A standard framework for modelling Deep Learning Models for tabular data

https://pytorch-tabular.readthedocs.io/

MIT License

1.36k stars 136 forks source link

Feature importance with NODE #96

Closed SalvatoreRa closed 1 year ago

SalvatoreRa commented 2 years ago

Hi,

it is a very interesting project and I was trying different models that are described. I was trying to compare LightGBM (or XGBoost) with NODE. I would like to know how you can extract the most important feature of the model. there is a way? how you can perform feature selection?

thank you

hsuyab commented 2 years ago

Forgive my ignorance but @SalvatoreRa what is NODE?
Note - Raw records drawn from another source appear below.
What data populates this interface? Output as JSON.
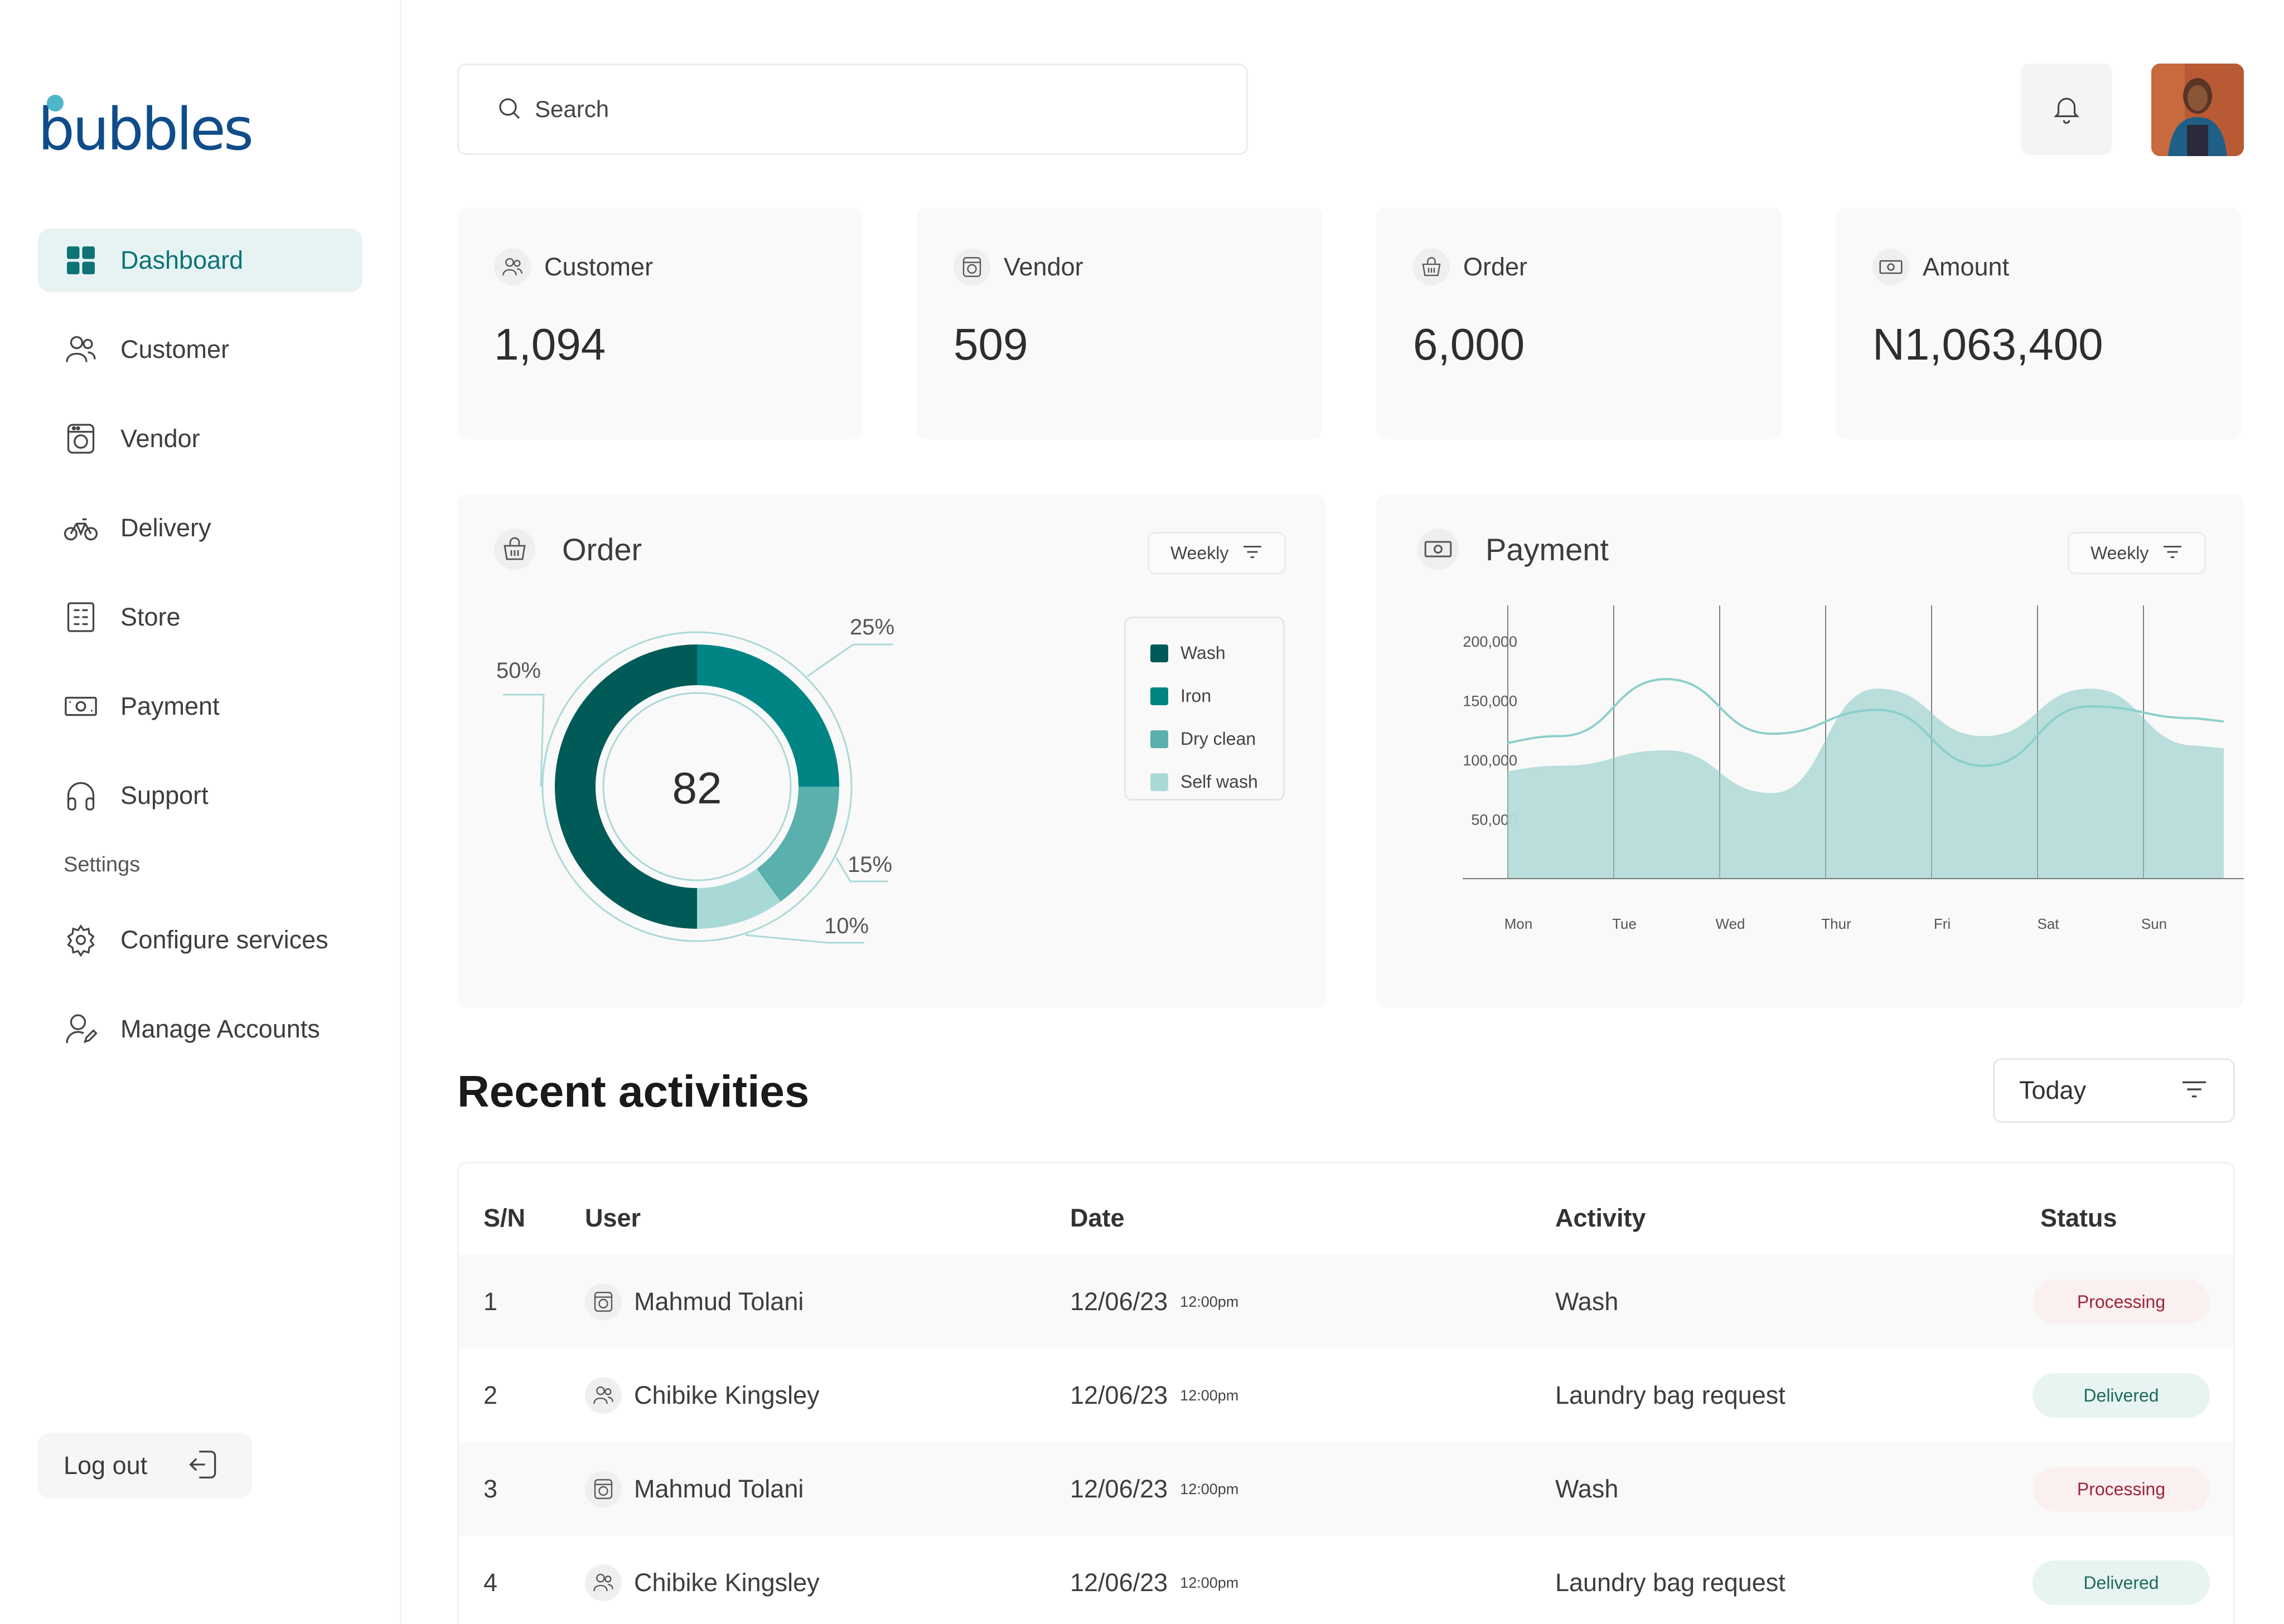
{
  "brand": {
    "name": "bubbles"
  },
  "sidebar": {
    "items": [
      {
        "label": "Dashboard",
        "icon": "grid-icon"
      },
      {
        "label": "Customer",
        "icon": "users-icon"
      },
      {
        "label": "Vendor",
        "icon": "washing-machine-icon"
      },
      {
        "label": "Delivery",
        "icon": "bike-icon"
      },
      {
        "label": "Store",
        "icon": "store-icon"
      },
      {
        "label": "Payment",
        "icon": "banknote-icon"
      },
      {
        "label": "Support",
        "icon": "headphones-icon"
      }
    ],
    "section_label": "Settings",
    "settings_items": [
      {
        "label": "Configure services",
        "icon": "gear-icon"
      },
      {
        "label": "Manage Accounts",
        "icon": "user-edit-icon"
      }
    ],
    "logout_label": "Log out"
  },
  "header": {
    "search_placeholder": "Search"
  },
  "stats": [
    {
      "label": "Customer",
      "value": "1,094"
    },
    {
      "label": "Vendor",
      "value": "509"
    },
    {
      "label": "Order",
      "value": "6,000"
    },
    {
      "label": "Amount",
      "value": "N1,063,400"
    }
  ],
  "order_panel": {
    "title": "Order",
    "filter_label": "Weekly",
    "center_value": "82"
  },
  "payment_panel": {
    "title": "Payment",
    "filter_label": "Weekly"
  },
  "colors": {
    "wash": "#005b58",
    "iron": "#008484",
    "dry_clean": "#59b0ad",
    "self_wash": "#a9d9d7",
    "accent": "#0d7377"
  },
  "chart_data": [
    {
      "type": "pie",
      "categories": [
        "Wash",
        "Iron",
        "Dry clean",
        "Self wash"
      ],
      "values": [
        50,
        25,
        15,
        10
      ],
      "data_labels": [
        "50%",
        "25%",
        "15%",
        "10%"
      ],
      "center_label": "82",
      "legend": "right"
    },
    {
      "type": "area",
      "x": [
        "Mon",
        "Tue",
        "Wed",
        "Thur",
        "Fri",
        "Sat",
        "Sun"
      ],
      "series": [
        {
          "values": [
            95000,
            108000,
            72000,
            160000,
            120000,
            160000,
            112000
          ]
        },
        {
          "values": [
            120000,
            168000,
            122000,
            142000,
            95000,
            145000,
            135000
          ]
        }
      ],
      "yticks": [
        "200,000",
        "150,000",
        "100,000",
        "50,000"
      ],
      "ylim": [
        0,
        230000
      ],
      "grid": "vertical"
    }
  ],
  "recent": {
    "title": "Recent activities",
    "filter_label": "Today",
    "columns": [
      "S/N",
      "User",
      "Date",
      "Activity",
      "Status"
    ],
    "rows": [
      {
        "sn": "1",
        "user": "Mahmud Tolani",
        "user_icon": "washing-machine-icon",
        "date": "12/06/23",
        "time": "12:00pm",
        "activity": "Wash",
        "status": "Processing"
      },
      {
        "sn": "2",
        "user": "Chibike Kingsley",
        "user_icon": "users-icon",
        "date": "12/06/23",
        "time": "12:00pm",
        "activity": "Laundry bag request",
        "status": "Delivered"
      },
      {
        "sn": "3",
        "user": "Mahmud Tolani",
        "user_icon": "washing-machine-icon",
        "date": "12/06/23",
        "time": "12:00pm",
        "activity": "Wash",
        "status": "Processing"
      },
      {
        "sn": "4",
        "user": "Chibike Kingsley",
        "user_icon": "users-icon",
        "date": "12/06/23",
        "time": "12:00pm",
        "activity": "Laundry bag request",
        "status": "Delivered"
      }
    ]
  }
}
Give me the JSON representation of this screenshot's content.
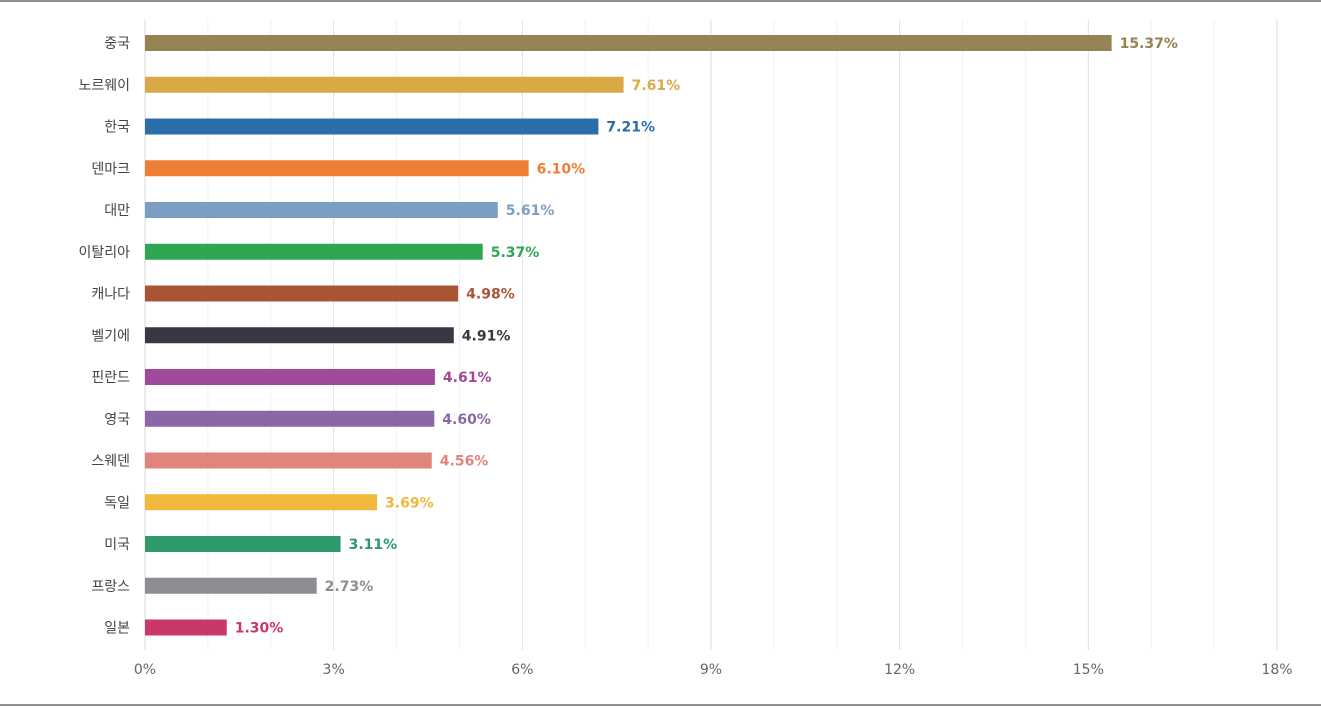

SalvatoreRa commented 1 year ago

https://github.com/manujosephv/pytorch_tabular/blob/main/examples/classification_with_NODE.ipynb Neural Oblivious Decision Ensembles for Deep Learning on Tabular Data One of the example in the repository here is NODE. I am interested in extract the most important feature when using one of the tabular models for classification

manujosephv commented 1 year ago

Sorry for the late reply. @SalvatoreRa Unfortunately, NODE doesn't have these "feature importance". FTTransformer is a model which has this and you can try that out.

@hsuyab NODE is a kind of tabular model - Neural Oblivious Decision Trees.

hsuyab commented 1 year ago

@manujosephv Thanks, I was confused with Neural ODE :P

SalvatoreRa commented 1 year ago

Sorry for the late reply. @SalvatoreRa Unfortunately, NODE doesn't have these "feature importance". FTTransformer is a model which has this and you can try that out.

@hsuyab NODE is a kind of tabular model - Neural Oblivious Decision Trees.

thank you for the reply

I thought that NODE since are composed by tree they had something similar to XGBoost or random forest which are taking in account how many times the feature is used

let's say I have trained one FTTransformer, how I can extract the feature importance?

manujosephv commented 1 year ago

It's not exposed freely because only a very few models support it and not extensively tested yet.

But if the trained model is called trained_model, you can access the feature importance by trained_model.model.feature_importance(). It will return a pandas dataframe with importances.